After your virtual environment has been created and activated, you can install all the requirements found in the requirements.txt file by running this command in the root of this repos directory in your terminal:

```
pip install -r requirements.txt
```

## Step 3:

Now that all the requirements have been successfully installed in your virtual environment we can begin configuring environment variables.
You will first need to create a .env file in the root of this repo.
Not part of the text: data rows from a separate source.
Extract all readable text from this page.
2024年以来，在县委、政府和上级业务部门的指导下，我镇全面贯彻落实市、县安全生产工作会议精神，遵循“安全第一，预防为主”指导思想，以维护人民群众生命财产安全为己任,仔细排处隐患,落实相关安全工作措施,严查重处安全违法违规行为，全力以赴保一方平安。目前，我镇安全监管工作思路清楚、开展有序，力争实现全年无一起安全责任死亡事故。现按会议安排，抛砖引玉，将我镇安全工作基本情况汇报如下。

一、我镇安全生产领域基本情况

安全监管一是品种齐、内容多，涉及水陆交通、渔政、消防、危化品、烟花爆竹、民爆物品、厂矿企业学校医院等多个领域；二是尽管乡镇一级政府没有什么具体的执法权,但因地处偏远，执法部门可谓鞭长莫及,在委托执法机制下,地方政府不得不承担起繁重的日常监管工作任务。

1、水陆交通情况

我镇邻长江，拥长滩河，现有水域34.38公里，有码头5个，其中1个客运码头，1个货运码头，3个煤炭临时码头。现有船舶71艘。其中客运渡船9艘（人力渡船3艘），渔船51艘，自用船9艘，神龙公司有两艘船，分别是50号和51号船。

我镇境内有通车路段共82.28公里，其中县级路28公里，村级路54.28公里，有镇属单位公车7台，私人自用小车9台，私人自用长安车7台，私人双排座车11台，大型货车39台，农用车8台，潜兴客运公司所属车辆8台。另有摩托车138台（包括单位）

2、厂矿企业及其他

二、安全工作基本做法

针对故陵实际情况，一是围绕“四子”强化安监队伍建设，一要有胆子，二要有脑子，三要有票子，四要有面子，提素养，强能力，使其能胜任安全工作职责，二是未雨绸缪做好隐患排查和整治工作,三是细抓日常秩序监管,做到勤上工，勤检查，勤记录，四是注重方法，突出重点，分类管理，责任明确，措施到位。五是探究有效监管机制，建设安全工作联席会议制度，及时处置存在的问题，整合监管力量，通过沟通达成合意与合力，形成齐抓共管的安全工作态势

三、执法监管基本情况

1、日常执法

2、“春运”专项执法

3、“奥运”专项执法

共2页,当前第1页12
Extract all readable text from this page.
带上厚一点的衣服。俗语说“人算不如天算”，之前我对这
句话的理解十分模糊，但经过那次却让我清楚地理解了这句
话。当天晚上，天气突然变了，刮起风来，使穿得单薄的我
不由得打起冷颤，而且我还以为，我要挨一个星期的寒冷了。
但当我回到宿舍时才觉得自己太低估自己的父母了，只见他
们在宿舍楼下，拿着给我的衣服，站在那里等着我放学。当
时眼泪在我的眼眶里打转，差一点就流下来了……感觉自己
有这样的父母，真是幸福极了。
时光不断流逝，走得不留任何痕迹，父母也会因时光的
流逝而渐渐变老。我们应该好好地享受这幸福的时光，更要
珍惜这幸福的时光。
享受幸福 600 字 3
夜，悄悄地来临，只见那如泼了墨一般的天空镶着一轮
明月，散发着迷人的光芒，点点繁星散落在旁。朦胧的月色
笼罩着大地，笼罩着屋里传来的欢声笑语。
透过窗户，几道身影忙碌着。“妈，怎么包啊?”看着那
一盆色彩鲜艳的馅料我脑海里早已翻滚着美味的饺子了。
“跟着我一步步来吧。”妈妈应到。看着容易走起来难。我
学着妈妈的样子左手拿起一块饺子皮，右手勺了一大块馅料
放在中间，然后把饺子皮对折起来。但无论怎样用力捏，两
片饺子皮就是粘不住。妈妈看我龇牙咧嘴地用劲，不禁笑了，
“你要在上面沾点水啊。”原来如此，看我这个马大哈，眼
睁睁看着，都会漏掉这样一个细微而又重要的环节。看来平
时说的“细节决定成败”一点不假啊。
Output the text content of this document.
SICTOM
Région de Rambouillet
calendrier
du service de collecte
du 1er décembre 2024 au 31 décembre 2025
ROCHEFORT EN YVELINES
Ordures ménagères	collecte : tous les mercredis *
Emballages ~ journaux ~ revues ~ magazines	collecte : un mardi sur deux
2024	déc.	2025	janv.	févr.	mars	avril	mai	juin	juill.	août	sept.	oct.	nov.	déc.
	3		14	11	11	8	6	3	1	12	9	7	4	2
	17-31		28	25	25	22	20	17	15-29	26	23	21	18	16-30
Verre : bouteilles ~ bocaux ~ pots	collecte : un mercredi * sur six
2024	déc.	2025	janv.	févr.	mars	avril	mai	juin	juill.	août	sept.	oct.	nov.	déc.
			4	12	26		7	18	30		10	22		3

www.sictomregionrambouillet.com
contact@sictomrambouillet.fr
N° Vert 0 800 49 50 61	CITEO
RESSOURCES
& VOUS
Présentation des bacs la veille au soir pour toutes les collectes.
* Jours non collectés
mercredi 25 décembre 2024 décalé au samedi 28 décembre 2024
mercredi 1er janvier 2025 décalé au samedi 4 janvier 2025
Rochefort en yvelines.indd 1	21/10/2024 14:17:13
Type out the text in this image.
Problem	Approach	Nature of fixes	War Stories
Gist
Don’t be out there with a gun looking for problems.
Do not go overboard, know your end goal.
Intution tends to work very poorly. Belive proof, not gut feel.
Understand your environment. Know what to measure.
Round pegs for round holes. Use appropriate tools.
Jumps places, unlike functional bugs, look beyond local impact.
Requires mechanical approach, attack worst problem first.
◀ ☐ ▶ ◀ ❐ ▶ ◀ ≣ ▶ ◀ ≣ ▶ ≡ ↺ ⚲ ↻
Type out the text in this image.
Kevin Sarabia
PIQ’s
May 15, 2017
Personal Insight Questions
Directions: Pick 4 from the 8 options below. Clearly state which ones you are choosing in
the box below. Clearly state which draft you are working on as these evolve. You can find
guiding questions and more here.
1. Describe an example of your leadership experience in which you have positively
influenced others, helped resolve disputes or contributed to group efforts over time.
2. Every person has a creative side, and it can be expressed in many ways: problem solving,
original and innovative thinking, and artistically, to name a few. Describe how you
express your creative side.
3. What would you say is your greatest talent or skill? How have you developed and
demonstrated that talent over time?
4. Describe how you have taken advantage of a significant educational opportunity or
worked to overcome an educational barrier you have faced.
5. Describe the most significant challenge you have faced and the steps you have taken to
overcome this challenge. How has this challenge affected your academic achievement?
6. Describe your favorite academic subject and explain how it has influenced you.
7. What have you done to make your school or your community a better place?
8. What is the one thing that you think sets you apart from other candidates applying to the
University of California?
Within the .env file you just created you will need to configure the .env to contain:

```
profile_name=<AWS_CLI_PROFILE_NAME>
aws_access_key_id=<AWS_ACCESS_KEY_ID>
aws_secret_access_key=<AWS_SECRET_ACCESS_KEY>
region_name=<AWS_REGION>
database_name=<ATHENA_DATABASE_NAME>
s3_staging_dir=<S3_STAGING_DIRECTORY_BUCKET_PATH> example -> s3://sample-bucket/
```

Please ensure that your AWS CLI Profile has access to Amazon Bedrock!

Depending on the region and model that you are planning to use Amazon Bedrock in, you may need to reconfigure lines 19-25 in the amazon_athena_bedrock_query.py file:

```
llm = Bedrock(
credentials_profile_name=os.getenv("profile_name"),
model_id="amazon.titan-text-express-v1",
endpoint_url="https://bedrock-runtime.us-east-1.amazonaws.com",
region_name="us-east-1",
verbose=True
)
```

# Step 4

If you would like to use this repo with the sample data, you will need to upload the two sample data files found in the sample data directory as two individual tables to your Amazon Athena Database.

If you preferred to use your own database/tables in your Amazon Athena database, I would highly recommend reviewing the moma_examples.yaml file in the SampleData directory to see how prompts are constructed for this sample application and spend the time creating 5 - 10 prompts that resemble your dataset more closely.

# Step 5

At this point the application should be ready to go. To start up the application with its basic frontend you simply need to run the following command in your terminal while in the root of the repositories' directory:

```
streamlit run app.py
```

As soon as the application is up and running in your browser of choice you can begin asking natural language questions against your Amazon Athena Database.